In this post I want to discuss a different perspective that, I think, should be taken into account when studying social and economic systems. It is, fundamentally, about considering that the number of factors and causes behind socioeconomic phenomena can be very large. And by large, I mean that the number of influences that determined each of the instances of our object of interest can be (almost) unique.
The current methodology in economics runs in the opposite way. Instead, the typical empirical exercises are about identifying the few significant factors of influence (i.e., explanatory variables) of a measurable phenomenon. And this is done typically by postulating a theoretical model of the world, and then testing it with regression analysis. This sounds perfectly reasonable. The concerns of economists with regression analysis is with what they call the ``endogeneity problem''. That is, the situation in which you don't know what caused what. Like, for example, when causation goes both ways between the phenomenon you are interested in and the factors you are including.
My concern, however, is about the possibility that we may live in a world in which the number of (equally significant) factors of influence can be larger than the number of observations. I feel, in fact, that it is precisely because there are so many factors at play in socioeconomic phenomena that most of the research in the social sciences keeps constantly being fueled by the discovery of new factors of influence.
Let me show you an example I read today. Every week, I receive in my email a list of new working papers in specific topics in economics. I quote from the abstract of the first paper in the list I received today: ``While various potential determinants of innovative activity have been considered, little empirical evidence is yet available for the influence of firm governance issues.
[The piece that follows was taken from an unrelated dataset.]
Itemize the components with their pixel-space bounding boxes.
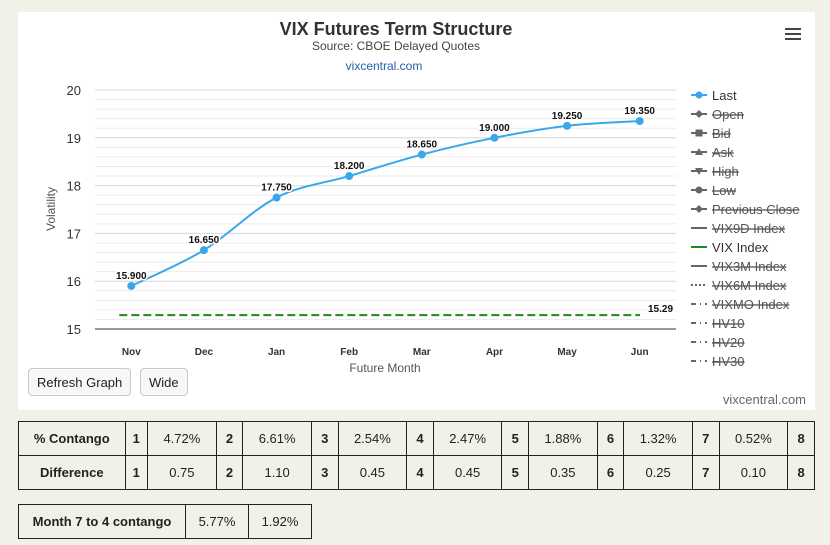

This paper aims at filling this gap in the literature by studying whether the relative importance of owner-managed small and medium sized enterprises has an effect on regional innovative capacity''. What this abstract expresses is true: many (and I say MANY) determinants of innovative activity have been considered, but ``firm governance'' has received little attention. The paper concludes that, indeed, they find ``a sizable and significant influence of the regional importance of owner-managed [Small and Medium Enterprises] on relative regional innovative capacity''.
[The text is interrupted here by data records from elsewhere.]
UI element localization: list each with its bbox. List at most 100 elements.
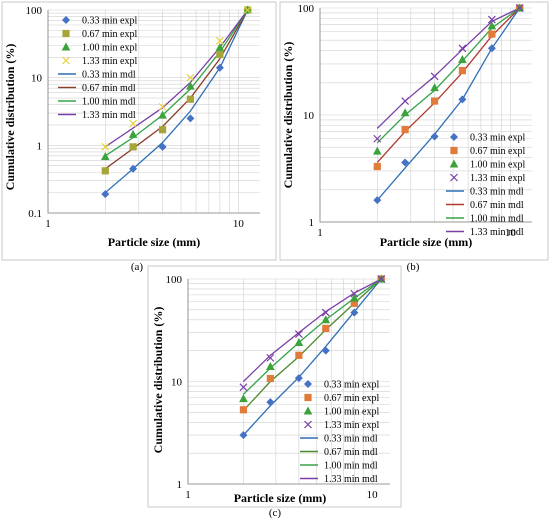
legend-label: 0.33 min mdl (470, 187, 524, 198)
data-point (158, 110, 167, 119)
y-tick-label: 10 (31, 73, 43, 85)
panel-label: (a) (131, 261, 144, 273)
data-point (458, 95, 467, 104)
series-line-6 (242, 278, 382, 412)
series-line-5 (242, 278, 382, 436)
legend-marker (304, 420, 312, 429)
data-point (430, 97, 439, 105)
data-point (215, 42, 225, 51)
legend-label: 0.33 min expl (324, 380, 379, 391)
data-point (239, 383, 248, 392)
legend-label: 1.33 min mdl (324, 474, 378, 485)
data-point (266, 362, 275, 371)
data-point (295, 351, 303, 359)
y-tick-label: 100 (166, 274, 183, 286)
data-point (373, 134, 382, 143)
y-tick-label: 100 (26, 5, 43, 17)
data-point (401, 97, 410, 105)
data-point (321, 308, 330, 317)
data-point (186, 114, 195, 123)
legend-marker (449, 159, 459, 168)
legend-label: 0.33 min expl (82, 16, 137, 27)
x-tick-label: 10 (233, 218, 245, 230)
legend-label: 0.67 min expl (82, 29, 137, 40)
legend-label: 0.67 min mdl (324, 447, 378, 458)
data-point (350, 289, 359, 298)
data-point (350, 293, 359, 302)
legend-marker (61, 42, 71, 51)
series-line-7 (242, 278, 382, 395)
legend: 0.33 min expl 0.67 min expl 1.00 min expl 1… (58, 16, 137, 121)
legend-marker (303, 406, 313, 415)
legend-label: 1.33 min expl (470, 173, 525, 184)
data-point (400, 108, 410, 117)
y-axis-title: Cumulative distribution (%) (281, 42, 295, 189)
data-point (129, 119, 138, 128)
x-tick-label: 1 (45, 218, 51, 230)
data-point (158, 126, 167, 134)
panel-frame (1, 1, 277, 261)
y-tick-label: 10 (303, 110, 315, 122)
series-line-8 (104, 9, 249, 148)
x-tick-label: 10 (367, 489, 379, 501)
data-point (373, 196, 382, 205)
y-tick-label: 10 (171, 377, 183, 389)
data-point (294, 338, 304, 347)
series-line-5 (376, 7, 521, 201)
legend-label: 1.33 min mdl (82, 110, 136, 121)
legend: 0.33 min expl 0.67 min expl 1.00 min expl 1… (446, 133, 525, 238)
data-point (101, 167, 109, 175)
axes (187, 279, 390, 485)
panel-frame (279, 1, 549, 261)
data-point (458, 44, 467, 53)
data-point (430, 72, 439, 81)
data-point (377, 275, 386, 283)
x-tick-label: 1 (317, 227, 323, 239)
legend: 0.33 min expl 0.67 min expl 1.00 min expl 1… (300, 380, 379, 485)
y-tick-label: 1 (37, 140, 43, 152)
data-point (458, 66, 466, 75)
data-point (294, 330, 303, 339)
panel-label: (b) (407, 261, 420, 273)
data-point (129, 164, 138, 173)
data-point (515, 4, 524, 12)
data-point (350, 308, 359, 317)
data-point (101, 142, 110, 151)
legend-label: 1.00 min expl (82, 43, 137, 54)
legend-label: 0.67 min mdl (470, 200, 524, 211)
data-point (215, 63, 224, 72)
data-point (216, 50, 224, 59)
data-point (321, 315, 331, 324)
data-point (350, 299, 358, 307)
data-point (158, 102, 167, 111)
data-point (100, 152, 110, 161)
data-point (322, 324, 330, 332)
x-tick-label: 10 (505, 227, 517, 239)
series-line-8 (242, 278, 382, 382)
legend-label: 0.33 min mdl (324, 434, 378, 445)
chart-panel-3: 1 10 1 10 100 Particle size (mm) Cumulative di… (147, 265, 402, 508)
x-tick-label: 1 (185, 489, 191, 501)
legend-label: 1.00 min mdl (82, 97, 136, 108)
data-point (239, 431, 248, 440)
x-axis-title: Particle size (mm) (108, 235, 201, 249)
series-line-6 (376, 7, 521, 163)
y-tick-label: 100 (298, 3, 315, 15)
data-point (128, 129, 138, 138)
x-axis-title: Particle size (mm) (380, 235, 473, 249)
series-line-7 (376, 7, 521, 144)
data-point (186, 81, 195, 90)
legend-marker (304, 393, 312, 402)
data-point (372, 146, 382, 155)
data-point (488, 30, 496, 38)
data-point (186, 73, 195, 82)
legend-label: 1.00 min expl (324, 407, 379, 418)
data-point (239, 406, 248, 414)
legend-label: 0.33 min mdl (82, 70, 136, 81)
y-tick-label: 1 (177, 479, 183, 491)
data-point (373, 162, 381, 171)
data-point (239, 394, 248, 403)
data-point (430, 83, 439, 92)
The previous example was just the first paper in a list of 21 papers that I received this week. The majority share the same general template: ``Many factors have been studied, but here we report an additional factor that we found to be significant for a subset of observations''. Of course, I am only giving anecdotal evidence. But I feel this trend does not show any sign of stopping any time soon. Many factors of influence are still waiting to be studied. And I predict, many will be found significant for many subtypes of economic activities.
Okay, but so what? In a regression model, if one has N observations, one cannot include more than N factors in the analysis. What do we do if there are, in fact, more than N factors influencing our N observations?
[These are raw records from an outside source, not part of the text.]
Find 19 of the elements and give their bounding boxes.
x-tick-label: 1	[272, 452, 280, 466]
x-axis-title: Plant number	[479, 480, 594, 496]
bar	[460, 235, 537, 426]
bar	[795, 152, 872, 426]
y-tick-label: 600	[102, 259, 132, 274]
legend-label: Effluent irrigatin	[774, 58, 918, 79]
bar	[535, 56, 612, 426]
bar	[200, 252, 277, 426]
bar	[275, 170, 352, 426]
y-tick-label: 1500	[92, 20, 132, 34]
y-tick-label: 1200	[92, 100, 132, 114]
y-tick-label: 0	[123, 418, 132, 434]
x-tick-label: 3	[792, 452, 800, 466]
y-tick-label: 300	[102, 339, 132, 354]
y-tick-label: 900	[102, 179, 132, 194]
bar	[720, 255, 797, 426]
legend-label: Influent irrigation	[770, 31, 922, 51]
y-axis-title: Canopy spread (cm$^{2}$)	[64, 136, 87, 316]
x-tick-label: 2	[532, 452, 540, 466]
In my opinion, this calls for a change in perspective. We need to give up the need of identifying specific causes, and we need a Boltzmannian revolution in economics. By this I mean that we need a ``statistical economics''. In this approach, we would recognize the complexity of the system, treat the parts of the system as stochastic, and we would try to understand the aggregate statistical properties of our phenomenon. We would then be trying to understand what are the statistical properties of an aggregate measure of economic activity, given that it will probably be the result a very very large number of processes and causal factors.
Whether there are many or a few factors of influence in a given socioeconomic phenomenon is, ultimately, an empirical question. It is quite possible that there are just ten or less. However, there can also be a hundred factors. Or a thousand. Even a million. If reality is such that the number of factors influencing a phenomenon is so large, what, then, are the questions we should be asking?